Mystery of a galaxy without dark matter

Scientists have studied the galaxy NGC 1277. It has a mass several times larger than the Milky Way, but at the same time contains no more than 5 percent of dark matter from the total mass. The reason for this remains a mystery to scientists.

Dark matter in the galaxy NGC 1277. Source:

Incredible Galaxy NGC 1277

The galaxy NGC 1277 contains almost no dark matter. This was reported by a group of scientists who investigated it. This is a fairly large star system and its mass is several times greater than the Milky Way. This result somewhat contradicts everything that astrophysicists know about the evolution of stellar systems.

NGC 1277 is interesting because it is a representative of the so-called “relic galaxies”. These giant star systems formed in the early Universe, but for one reason or another avoided interaction with their neighbors. In modern space, they are very rare.

According to preliminary calculations, NGC 1277 would have to contain from 10 to 70 percent of dark matter from the total mass.
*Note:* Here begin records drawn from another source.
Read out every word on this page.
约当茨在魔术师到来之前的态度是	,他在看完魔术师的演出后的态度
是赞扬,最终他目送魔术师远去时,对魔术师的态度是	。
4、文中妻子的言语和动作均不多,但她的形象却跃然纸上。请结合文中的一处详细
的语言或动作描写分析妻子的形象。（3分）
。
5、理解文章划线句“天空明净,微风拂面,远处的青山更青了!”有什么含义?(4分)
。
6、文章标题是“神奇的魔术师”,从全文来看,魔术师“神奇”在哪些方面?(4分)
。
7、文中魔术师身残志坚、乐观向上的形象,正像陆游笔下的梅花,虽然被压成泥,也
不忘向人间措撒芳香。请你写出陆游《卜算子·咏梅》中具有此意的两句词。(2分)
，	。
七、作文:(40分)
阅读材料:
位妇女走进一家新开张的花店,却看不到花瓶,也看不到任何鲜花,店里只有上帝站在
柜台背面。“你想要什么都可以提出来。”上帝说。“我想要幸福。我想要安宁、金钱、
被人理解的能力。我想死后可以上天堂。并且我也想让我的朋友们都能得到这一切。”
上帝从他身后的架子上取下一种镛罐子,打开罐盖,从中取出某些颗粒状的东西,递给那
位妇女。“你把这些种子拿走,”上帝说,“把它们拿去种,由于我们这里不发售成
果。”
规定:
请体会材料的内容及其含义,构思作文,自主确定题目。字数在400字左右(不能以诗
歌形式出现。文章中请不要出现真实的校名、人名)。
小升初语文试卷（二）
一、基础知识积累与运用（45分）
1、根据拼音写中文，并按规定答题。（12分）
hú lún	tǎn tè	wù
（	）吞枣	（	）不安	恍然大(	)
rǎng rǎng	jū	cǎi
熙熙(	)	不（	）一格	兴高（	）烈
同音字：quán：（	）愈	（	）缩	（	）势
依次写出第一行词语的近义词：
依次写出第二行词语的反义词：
However, observation of the movement of objects located at a distance of up to 20 thousand light-years from it shows that almost all the mass in this area falls on visible stars and nebulae.

According to estimates made by scientists, the galaxy contains no more than 5 percent of dark matter. At the same time, it follows from observations that it may not be there at all. This result, in a certain way, challenges modern theories that describe what this mysterious kind of matter can be, which does not manifest itself in any way except through gravitational interaction.

Where did the dark matter get to?

Scientists have two possible answers to the mystery of the galaxy, where there is no dark matter. The first of them is that after the formation of the galaxy, the gravitational interaction with something in the environment of NGC 1277 was still there. And it “swept” all the dark matter out of it.

The second assumption is that the galaxy lost all its invisible components at the beginning of its existence. Then several protogalactic fragments merged into it, as a result of the interaction of which dark matter disappeared.

However, scientists are not satisfied with any of these assumptions. In their opinion, a galaxy with almost no dark matter could not have formed. Therefore, they want to test their observations using the WEAVE instrument on the William Herschel Telescope located in the Canary Islands.